There may someday be even more. Unions worldwide used to begin their meetings by singing the Internationale, the workers' anthem of global solidarity. Nowadays, it is capital that sings that tune. Fort Wayne and Valle Hermoso find themselves bound to each other by way of a Florida corporation named Breed and its partners in Berlin, which make products in Mexico and Indiana but also in Spain, Finland and Hungary, for clients in Michigan, Italy and Tokyo, so they can repay lenders in North Carolina and shareholders everywhere. Breed's president, Charles J. Speranzella Jr., earned more than three quarters of a million dollars in 1998 — a year when the company lost money and was heading for bankruptcy, a year when Alejandro would have earned $2,300. At the dawn of the twenty-first century, during the richest years in American history, employees of American corporations are living and working under medieval conditions, and if the barons of the WTO have anything to say about it, the exportation of jobs will only accelerate.
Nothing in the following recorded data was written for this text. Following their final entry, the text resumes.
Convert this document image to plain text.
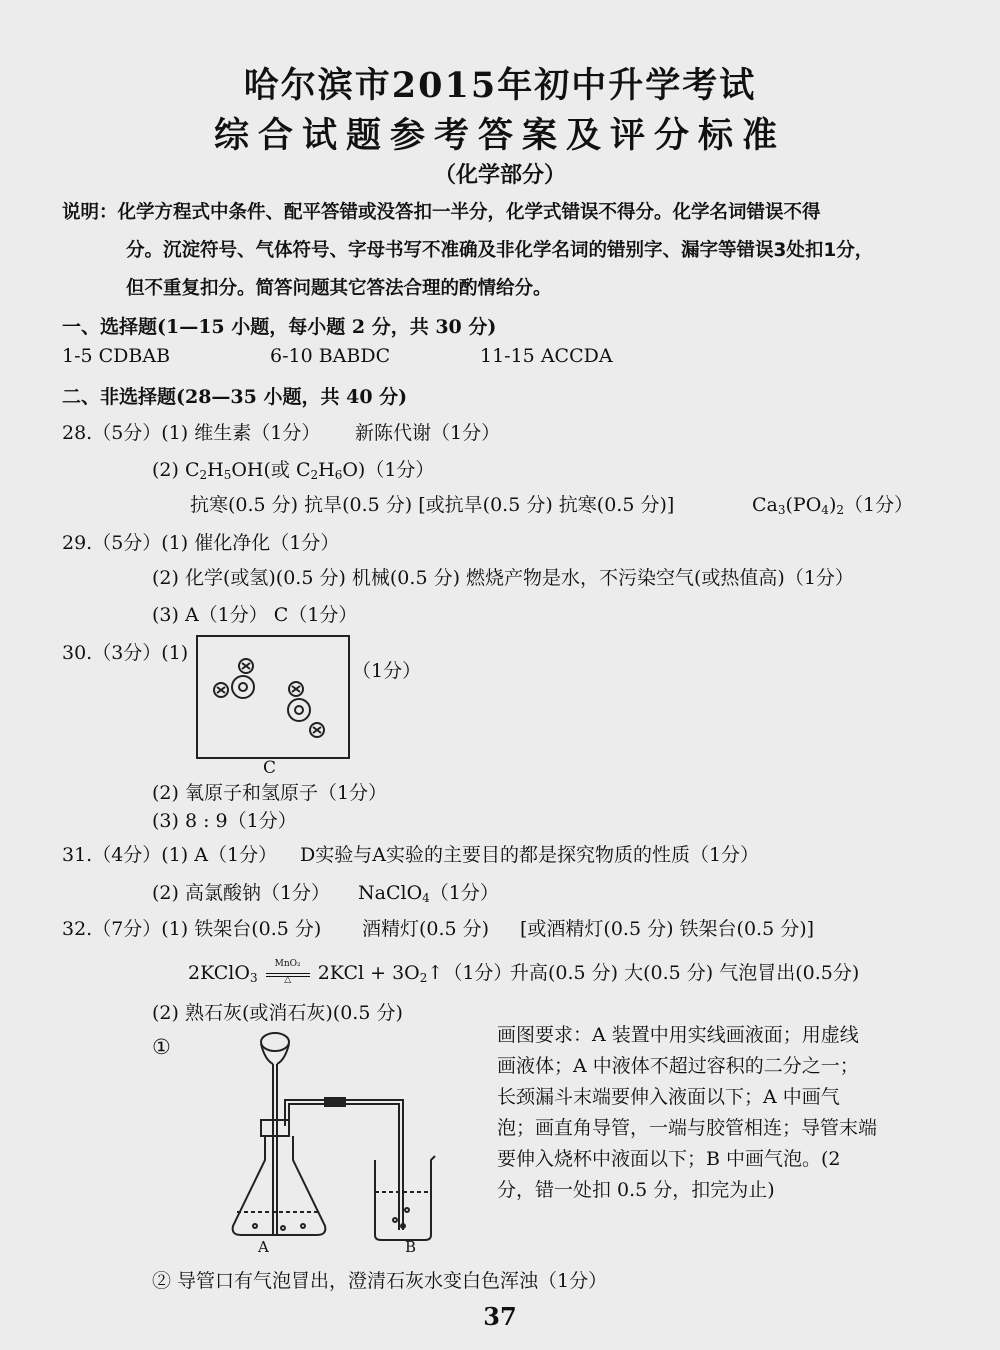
哈尔滨市2015年初中升学考试
综合试题参考答案及评分标准
（化学部分）
说明：化学方程式中条件、配平答错或没答扣一半分，化学式错误不得分。化学名词错误不得
分。沉淀符号、气体符号、字母书写不准确及非化学名词的错别字、漏字等错误3处扣1分，
但不重复扣分。简答问题其它答法合理的酌情给分。
一、选择题(1—15 小题，每小题 2 分，共 30 分)
1-5 CDBAB	6-10 BABDC	11-15 ACCDA
二、非选择题(28—35 小题，共 40 分)
28.（5分）(1) 维生素（1分） 新陈代谢（1分）
(2) $C_2H_5OH$(或 $C_2H_6O)(1$分）
抗寒(0.5 分) 抗旱(0.5 分) [或抗旱(0.5 分) 抗寒(0.5 分)]	$Ca_3(PO_4)_2(1$分）
29.（5分）(1) 催化净化（1分）
(2) 化学(或氢)(0.5 分) 机械(0.5 分) 燃烧产物是水，不污染空气(或热值高)（1分）
(3) A（1分） C（1分）
30.（3分）(1)
（1分）
C
(2) 氧原子和氢原子（1分）
(3) 8 : 9（1分）
31.（4分）(1) A（1分） D实验与A实验的主要目的都是探究物质的性质（1分）
(2) 高氯酸钠（1分） NaClO$_4$（1分）
32.（7分）(1) 铁架台(0.5 分) 酒精灯(0.5 分) [或酒精灯(0.5 分) 铁架台(0.5 分)]
2KClO$_3$
MnO₂
△	$2KCl + 3O_2↑(1$分）
升高(0.5 分) 大(0.5 分) 气泡冒出(0.5分)
(2) 熟石灰(或消石灰)(0.5 分)
①
A	B
画图要求：A 装置中用实线画液面；用虚线画液体；A 中液体不超过容积的二分之一；长颈漏斗末端要伸入液面以下；A 中画气泡；画直角导管，一端与胶管相连；导管末端要伸入烧杯中液面以下；B 中画气泡。(2 分，错一处扣 0.5 分，扣完为止)
② 导管口有气泡冒出，澄清石灰水变白色浑浊（1分）
37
It's illegal in most countries for U.S. unions to organize. But U.S. unions can and do support unions and worker-justice movements abroad. The United Auto Workers, for instance, is helping Manuel's organization compile data on repetitive-stress injuries. The United Electrical, Radio and Machine Workers (UE) is supporting the formation of a new, independent federation of militant unions in Mexico. The Steelworkers Union last year signed a formal alliance with a Uruguayan union to help it stand up to Titan International, which has tire factories in South America, Europe, India and the United States.

What goes around comes around: When a member of the UE was fired by a Wisconsin company during an organizing drive, the Japanese labor federation Zenroren, which has an alliance with the UE, was able to pressure the parent company in Japan to lean on its Wisconsin subsidiary to reinstate him. When Titan International tried to send employees from Uruguay to its Des Moines plant to break a strike, the Uruguayans refused.

Such global thinking is new for the American labor movement, which turned insular during the Cold War and timid in the face of Reaganism. But even the creaky old AFL-CIO is starting to rouse itself. In February, the federation took two steps in the direction of crossborder solidarity. First, the AFL-CIO reversed its fifteen-year-old support of tough immigration laws and the policy of criminalizing businesses that hire undocumented Mexicans.

"The world has changed," a senior federation official said, announcing the AFL-CIO's new support for a general amnesty for millions of Mexicans illegally working in the United States and the people who hire them. Then AFL-CIO president John Sweeney embarrassed the Clinton administration by walking out on its effort to lower trade barriers with China. Sweeney said he didn't trust the government to consider workers' interests in trade policy. The AFL-CIO would never use these words, but the organizing principle of its future might be summed up as "workers of the world, unite."

Los Estrambóticos do indeed exist, and their CD is available on the Internet. A clip is available, too, and they sound like . . . the Ramones doing ska. I send the CD to David, then give him a call. Alyssa has to call him in from the freezing sidewalk, where he's gone to enjoy a cigarette away from his baby daughter.

With the economy as strong as it is, David has found a new union job in a pot-and-pan factory, earning $12.50 an hour plus benefits. So he and Alyssa have started talking once again about buying a house, and he's window-shopping for guitars. But he knows the job is unlikely to last, that the factory will pull up stakes when it decides to make saucepans cheaper in Matamoros or Shanghai. Perhaps the most important change in David is that where once he shrugged in helpless resignation, now he's angry.

"We have these nickel-grabbers, that's what I call them," he says. "They only care about what they're going to get. 'He got more overtime than me,' that kind of thing."

He says the trip to Mexico was an incredible experience, but he doesn't know how he can get across to his co-workers that a bunch of poor brown people on the other side of a tall fence are their hermanos en la lucha.

"They wouldn't even listen," he says. "They wouldn't know what I was talking about."